On the last Thursday in June this year, California Governor Jerry Brown signed the Consumer Privacy Act. Although not due to go into effect until January 2020, its impact will be comparable in every way to the existing European GDPR legislation.
Other US states are looking to pass similar acts. This is a wakeup call if your corporate strategy is based on putting a wall around your non-US customers and hoping the problem will go away.
For example, the Tronc group, owner of the LA Times and Chicago Tribune, have simply geo-blocked all European viewers. Other publishers such as USA Today are serving ad-stripped copies of their sites to a non-US audience.
Ignoring the problem won’t make it go away
Now that privacy legislation is also being enacted domestically, these short-term, head-in-the-sand strategies are looking increasingly futile. Your organization needs to fully engage with the challenge of managing personally-identifiable information (PII) in a way which is both secure and respects the rights of the supplier of the information.
This will be a significant challenge, even in sensitive areas such as healthcare, where legal requirements have existed for a long time.
PII is scattered all around organizations: it exists not just on centralized corporate databases, but also in spreadsheets, documents, PDF files created for printout and so forth.
Also let’s not forget about that Salesforce CRM system running in the cloud; the one your marketing department pays for with a corporate credit card and that central IT doesn’t even know about.
These risks, if not effectively controlled and mitigated, are significant enough in their own right. However, we must also remember that the advent of GDPR and comparable legislation also empowers the ‘data subject’ enormously.

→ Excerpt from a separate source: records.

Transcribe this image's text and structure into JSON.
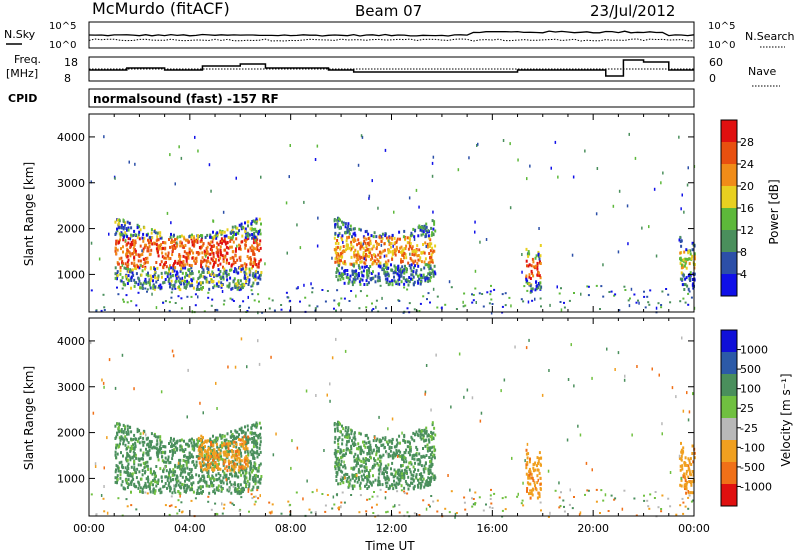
{
  "header": {
    "station": "McMurdo (fitACF)",
    "beam": "Beam 07",
    "date": "23/Jul/2012",
    "cpid_label": "CPID",
    "cpid_value": "normalsound (fast) -157 RF"
  },
  "noise_panel": {
    "left_label": "N.Sky",
    "right_label": "N.Search",
    "left_ticks": [
      "10^5",
      "10^0"
    ],
    "right_ticks": [
      "10^5",
      "10^0"
    ]
  },
  "freq_panel": {
    "left_label_line1": "Freq.",
    "left_label_line2": "[MHz]",
    "right_label": "Nave",
    "left_ticks": [
      "18",
      "8"
    ],
    "right_ticks": [
      "60",
      "0"
    ]
  },
  "colors": {
    "power": [
      "#1010e8",
      "#2c4fa8",
      "#4a8f5c",
      "#5db83a",
      "#e8d020",
      "#f08c18",
      "#e85010",
      "#e01010"
    ],
    "velocity": [
      "#1010d8",
      "#2c5aa8",
      "#4a8f5c",
      "#70c040",
      "#b8b8b8",
      "#f0a020",
      "#f07018",
      "#e01010"
    ]
  },
  "chart_data": [
    {
      "type": "heatmap",
      "name": "power",
      "ylabel": "Slant Range [km]",
      "xlabel": "",
      "colorbar_label": "Power [dB]",
      "colorbar_ticks": [
        "4",
        "8",
        "12",
        "16",
        "20",
        "24",
        "28"
      ],
      "ylim": [
        180,
        4500
      ],
      "yticks": [
        "1000",
        "2000",
        "3000",
        "4000"
      ],
      "x_range_hours": [
        0,
        24
      ],
      "features": [
        {
          "t0": 1.0,
          "t1": 6.8,
          "r0": 700,
          "r1": 2300,
          "level": 5
        },
        {
          "t0": 9.7,
          "t1": 13.7,
          "r0": 800,
          "r1": 2300,
          "level": 4
        },
        {
          "t0": 17.3,
          "t1": 17.9,
          "r0": 600,
          "r1": 1700,
          "level": 5
        },
        {
          "t0": 23.4,
          "t1": 24.0,
          "r0": 700,
          "r1": 1900,
          "level": 3
        }
      ]
    },
    {
      "type": "heatmap",
      "name": "velocity",
      "ylabel": "Slant Range [km]",
      "xlabel": "Time UT",
      "colorbar_label": "Velocity [m s⁻¹]",
      "colorbar_ticks": [
        "1000",
        "500",
        "100",
        "25",
        "-25",
        "-100",
        "-500",
        "-1000"
      ],
      "ylim": [
        180,
        4500
      ],
      "yticks": [
        "1000",
        "2000",
        "3000",
        "4000"
      ],
      "xticks": [
        "00:00",
        "04:00",
        "08:00",
        "12:00",
        "16:00",
        "20:00",
        "00:00"
      ],
      "x_range_hours": [
        0,
        24
      ],
      "features": [
        {
          "t0": 1.0,
          "t1": 6.8,
          "r0": 700,
          "r1": 2300,
          "velocity": 25
        },
        {
          "t0": 4.3,
          "t1": 6.3,
          "r0": 1200,
          "r1": 2000,
          "velocity": -100
        },
        {
          "t0": 9.7,
          "t1": 13.7,
          "r0": 800,
          "r1": 2300,
          "velocity": 25
        },
        {
          "t0": 17.3,
          "t1": 17.9,
          "r0": 600,
          "r1": 1700,
          "velocity": -100
        },
        {
          "t0": 23.4,
          "t1": 24.0,
          "r0": 700,
          "r1": 1900,
          "velocity": -100
        }
      ]
    }
  ]
}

Taking decisive action to manage risk
Until recently the technical challenges of controlling and managing PII were simply too onerous – one reason for a head-in-the-sand policy; but it doesn’t have to be that way. Recent developments in scalable, high performance systems management tools have made it possible to scan for PII across hundreds of thousands of endpoints in real time and then implement strategies for managing it.
For example, unauthorized files containing PII can be efficiently located, tagged, and then reversibly encrypted to ensure they aren’t further misused. This gives organizations time to then collect and contain the proliferation of data, and ensure it doesn’t replicate out of control in the future.
Turn challenge into opportunity
GDPR and the California Privacy Act aren’t therefore challenges, but opportunities. In bringing the storage and management of sensitive personal information under efficient centralized control, you can also take the opportunity at the same time to improve corporate security, control IT software expenditure and harden your defenses against attack.
It’s time to spit out the sand and start mapping out a plan of action: evaluate next-generation system management tools and technology and discuss with your software vendor how you’ll manage and remediate the PII risks within the organization. Then start planning how you’ll use these same tools and frameworks to implement timely and effective software patching.
After that, it’s time to evaluate your security posture and make sure that sensitive data stays put. Are you following recommended best practices (e.g, as exemplified by the SANS CIS Critical Security Controls?).
With modern management tools and frameworks, it’s easy to move from shared administrator passwords to much safer solutions, such as the Microsoft LAPS (Local Administrator Password Solution) infrastructure; this will augment Microsoft’s core technology to manage workflow approval for maintenance requests and ensure that administrators can work effectively, (but with their powers appropriately audited and constrained at all times).
With proven scalability to millions of endpoints, these next-generation systems management products enable you to solve your data and endpoint management issues, quickly and effectively. So, plan your strategy now, then move to execute it efficiently. Turning chaos into order is much easier than you imagine.